Como podemos, assim, lidar com a crise? Existem 4 fatores fundamentais:

1) Uma psique centrada, sóbria e objetiva, sem desespero, que não entra no drama coletivo;

2) Desenvolvimento da inteligência e das potências humanas da criatividade, da disciplina, aumento da capacidade de trabalho e de gerir bem o tempo. Se somos fortes e capazes, sabemos enfrentar as adversidades da vida, pois temos em nós poder interno, as ferramentas para superar os obstáculos;

3) Um eixo e um sentido de vida claro, um senso de propósito maior. Não podemos nos deixar carregar pela enxurrada de informações coletivas, isso turva a mente. Temos que saber sempre voltar intimamente ao nosso próprio coração e direcionar a nossa vida para os ideais mais profundos que temos. Estes são necessariamente associados à própria evolução, a algo mais transcendente, valoroso, do ponto de vista humano. Isso não significa uma crença religiosa, pode até passar por isso para algumas pessoas, mas não necessariamente.

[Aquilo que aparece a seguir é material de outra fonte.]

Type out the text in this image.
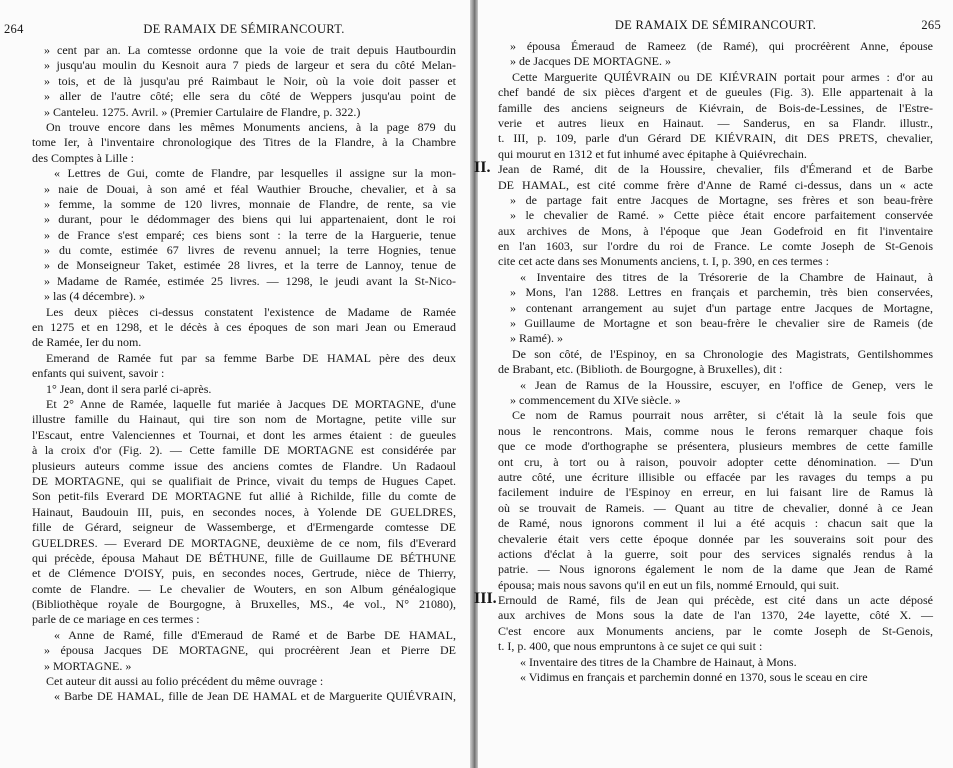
264	DE RAMAIX DE SÉMIRANCOURT.
» cent par an. La comtesse ordonne que la voie de trait depuis Hautbourdin
» jusqu'au moulin du Kesnoit aura 7 pieds de largeur et sera du côté Melan-
» tois, et de là jusqu'au pré Raimbaut le Noir, où la voie doit passer et
» aller de l'autre côté; elle sera du côté de Weppers jusqu'au point de
» Canteleu. 1275. Avril. » (Premier Cartulaire de Flandre, p. 322.)
On trouve encore dans les mêmes Monuments anciens, à la page 879 du
tome Ier, à l'inventaire chronologique des Titres de la Flandre, à la Chambre
des Comptes à Lille :
« Lettres de Gui, comte de Flandre, par lesquelles il assigne sur la mon-
» naie de Douai, à son amé et féal Wauthier Brouche, chevalier, et à sa
» femme, la somme de 120 livres, monnaie de Flandre, de rente, sa vie
» durant, pour le dédommager des biens qui lui appartenaient, dont le roi
» de France s'est emparé; ces biens sont : la terre de la Harguerie, tenue
» du comte, estimée 67 livres de revenu annuel; la terre Hognies, tenue
» de Monseigneur Taket, estimée 28 livres, et la terre de Lannoy, tenue de
» Madame de Ramée, estimée 25 livres. — 1298, le jeudi avant la St-Nico-
» las (4 décembre). »
Les deux pièces ci-dessus constatent l'existence de Madame de Ramée
en 1275 et en 1298, et le décès à ces époques de son mari Jean ou Emeraud
de Ramée, Ier du nom.
Emerand de Ramée fut par sa femme Barbe DE HAMAL père des deux
enfants qui suivent, savoir :
1° Jean, dont il sera parlé ci-après.
Et 2° Anne de Ramée, laquelle fut mariée à Jacques DE MORTAGNE, d'une
illustre famille du Hainaut, qui tire son nom de Mortagne, petite ville sur
l'Escaut, entre Valenciennes et Tournai, et dont les armes étaient : de gueules
à la croix d'or (Fig. 2). — Cette famille DE MORTAGNE est considérée par
plusieurs auteurs comme issue des anciens comtes de Flandre. Un Radaoul
DE MORTAGNE, qui se qualifiait de Prince, vivait du temps de Hugues Capet.
Son petit-fils Everard DE MORTAGNE fut allié à Richilde, fille du comte de
Hainaut, Baudouin III, puis, en secondes noces, à Yolende DE GUELDRES,
fille de Gérard, seigneur de Wassemberge, et d'Ermengarde comtesse DE
GUELDRES. — Everard DE MORTAGNE, deuxième de ce nom, fils d'Everard
qui précède, épousa Mahaut DE BÉTHUNE, fille de Guillaume DE BÉTHUNE
et de Clémence D'OISY, puis, en secondes noces, Gertrude, nièce de Thierry,
comte de Flandre. — Le chevalier de Wouters, en son Album généalogique
(Bibliothèque royale de Bourgogne, à Bruxelles, MS., 4e vol., N° 21080),
parle de ce mariage en ces termes :
« Anne de Ramé, fille d'Emeraud de Ramé et de Barbe DE HAMAL,
» épousa Jacques DE MORTAGNE, qui procréèrent Jean et Pierre DE
» MORTAGNE. »
Cet auteur dit aussi au folio précédent du même ouvrage :
« Barbe DE HAMAL, fille de Jean DE HAMAL et de Marguerite QUIÉVRAIN,
DE RAMAIX DE SÉMIRANCOURT.	265
» épousa Émeraud de Rameez (de Ramé), qui procréèrent Anne, épouse
» de Jacques DE MORTAGNE. »
Cette Marguerite QUIÉVRAIN ou DE KIÉVRAIN portait pour armes : d'or au
chef bandé de six pièces d'argent et de gueules (Fig. 3). Elle appartenait à la
famille des anciens seigneurs de Kiévrain, de Bois-de-Lessines, de l'Estre-
verie et autres lieux en Hainaut. — Sanderus, en sa Flandr. illustr.,
t. III, p. 109, parle d'un Gérard DE KIÉVRAIN, dit DES PRETS, chevalier,
qui mourut en 1312 et fut inhumé avec épitaphe à Quiévrechain.
II. Jean de Ramé, dit de la Houssire, chevalier, fils d'Émerand et de Barbe
DE HAMAL, est cité comme frère d'Anne de Ramé ci-dessus, dans un « acte
» de partage fait entre Jacques de Mortagne, ses frères et son beau-frère
» le chevalier de Ramé. » Cette pièce était encore parfaitement conservée
aux archives de Mons, à l'époque que Jean Godefroid en fit l'inventaire
en l'an 1603, sur l'ordre du roi de France. Le comte Joseph de St-Genois
cite cet acte dans ses Monuments anciens, t. I, p. 390, en ces termes :
« Inventaire des titres de la Trésorerie de la Chambre de Hainaut, à
» Mons, l'an 1288. Lettres en français et parchemin, très bien conservées,
» contenant arrangement au sujet d'un partage entre Jacques de Mortagne,
» Guillaume de Mortagne et son beau-frère le chevalier sire de Rameis (de
» Ramé). »
De son côté, de l'Espinoy, en sa Chronologie des Magistrats, Gentilshommes
de Brabant, etc. (Biblioth. de Bourgogne, à Bruxelles), dit :
« Jean de Ramus de la Houssire, escuyer, en l'office de Genep, vers le
» commencement du XIVe siècle. »
Ce nom de Ramus pourrait nous arrêter, si c'était là la seule fois que
nous le rencontrons. Mais, comme nous le ferons remarquer chaque fois
que ce mode d'orthographe se présentera, plusieurs membres de cette famille
ont cru, à tort ou à raison, pouvoir adopter cette dénomination. — D'un
autre côté, une écriture illisible ou effacée par les ravages du temps a pu
facilement induire de l'Espinoy en erreur, en lui faisant lire de Ramus là
où se trouvait de Rameis. — Quant au titre de chevalier, donné à ce Jean
de Ramé, nous ignorons comment il lui a été acquis : chacun sait que la
chevalerie était vers cette époque donnée par les souverains soit pour des
actions d'éclat à la guerre, soit pour des services signalés rendus à la
patrie. — Nous ignorons également le nom de la dame que Jean de Ramé
épousa; mais nous savons qu'il en eut un fils, nommé Ernould, qui suit.
III. Ernould de Ramé, fils de Jean qui précède, est cité dans un acte déposé
aux archives de Mons sous la date de l'an 1370, 24e layette, côté X. —
C'est encore aux Monuments anciens, par le comte Joseph de St-Genois,
t. I, p. 400, que nous empruntons à ce sujet ce qui suit :
« Inventaire des titres de la Chambre de Hainaut, à Mons.
« Vidimus en français et parchemin donné en 1370, sous le sceau en cire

Isso significa uma visão de vida maior, em que estamos inseridos dentro da caminhada do Universo, pois isso nos dá uma perspectiva do que é Real.

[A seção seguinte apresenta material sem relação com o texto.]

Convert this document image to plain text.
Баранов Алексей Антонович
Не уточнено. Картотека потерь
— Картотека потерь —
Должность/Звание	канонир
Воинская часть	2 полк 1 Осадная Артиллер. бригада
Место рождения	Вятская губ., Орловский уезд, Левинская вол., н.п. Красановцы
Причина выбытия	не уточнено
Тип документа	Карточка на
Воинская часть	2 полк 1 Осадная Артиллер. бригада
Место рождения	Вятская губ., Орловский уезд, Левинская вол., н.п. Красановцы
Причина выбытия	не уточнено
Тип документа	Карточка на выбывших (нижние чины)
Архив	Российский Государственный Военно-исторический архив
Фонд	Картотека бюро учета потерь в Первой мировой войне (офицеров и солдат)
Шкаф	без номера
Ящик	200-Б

4) Flexibilidade, acostumar-se com a mudança e se adaptar a ela.  Se tudo muda mesmo, temos que nos acostumar a isso e sermos muito flexíveis. Se é para mudar, que bom, seguimos adiante.

Temos que investir em nós mesmos, que é em última instância, o que temos, a nossa capacidade de nos posicionar diante da vida, nossas potências humanas em movimento.

De maneira bem objetiva, para nos prepararmos para uma situação de crise, seja presente ou futura, deveríamos pensar sobre o assunto. Para sabermos agir nos momentos de dificuldade, elas não deveriam nos surpreender ou nos surpreender menos. Temos que estar preparados em momentos de paz para a guerra da vida. É assim que se faz no exército, treina-se, treina-se, até que surja a necessidade objetiva de atuação. Isso significa que podemos nos preparar para as crises fazendo os seguintes exercícios:

  1. Refletindo sobre possíveis cenários (possíveis crises econômicas, sociais, familiares, de saúde). As Forças Armadas fazem isso, elaboram cenários e possíveis planos de ação.
  2. Elaborando um plano de ação frente aos possíveis cenários com seus riscos envolvidos. Um plano de segurança passa por isso –  quais são os riscos envolvidos? Como posso preparar para eles? Tenho reserva econômica suficiente? E as pessoas que estão comigo? É preciso pensar adiante.
  3. Construindo uma rede de apoio comunitário, familiar, da vizinhança, grupos dos quais fazemos parte. Não devemos estar sozinhos. Somos uma família humana, e temos que saber cuidar uns dos outros.

De forma geral, pouca gente faz isso, mas há o caso de pessoas muito ricas, que tem muito a perder, e que costumam fazer isso. Essas pessoas já têm o plano A e o Plano B no caso de uma crise da economia global, uma crise na economia do país, um colapso social. Pensamos pouco nisso, mas a sociedade pode colapsar mais rápido do que imaginamos. Uma crise de água ou de energia que nos deixasse sem comunicação faria a ordem vigente colapsar rapidamente. É o dia-a-dia de muitos países na África em situação de conflito permanente, guerra civil etc. E por isso também que as grandes corporações se preparam, organizando um plano que passa por um alarme, uma análise de risco, uma resposta, uma gestão da crise, a fase de resolução e de recuperação.

De toda forma, tudo isso pode falhar! E então, o que fazer? Sobretudo, desenvolver capacidade interna para confiar em si mesmo. Há uma história muito bonita do mestre de Kung Fu. Mostra como ele vinha de uma família rica, perde tudo o que tinha em uma guerra em que tudo muda e depois tem que se reconstruir. Mostra a vida dura da pobreza e ao mesmo tempo a força interna que ele desenvolve e a nobreza para se reerguer. Temos que ser fortes e  resilientes para estarmos bem independentes de qualquer circunstância. Há que desenvolvermos uma estrutura interna – para também termos força para ajudar os demais. Essa é a proposta da Filosofia à Maneira Clássica.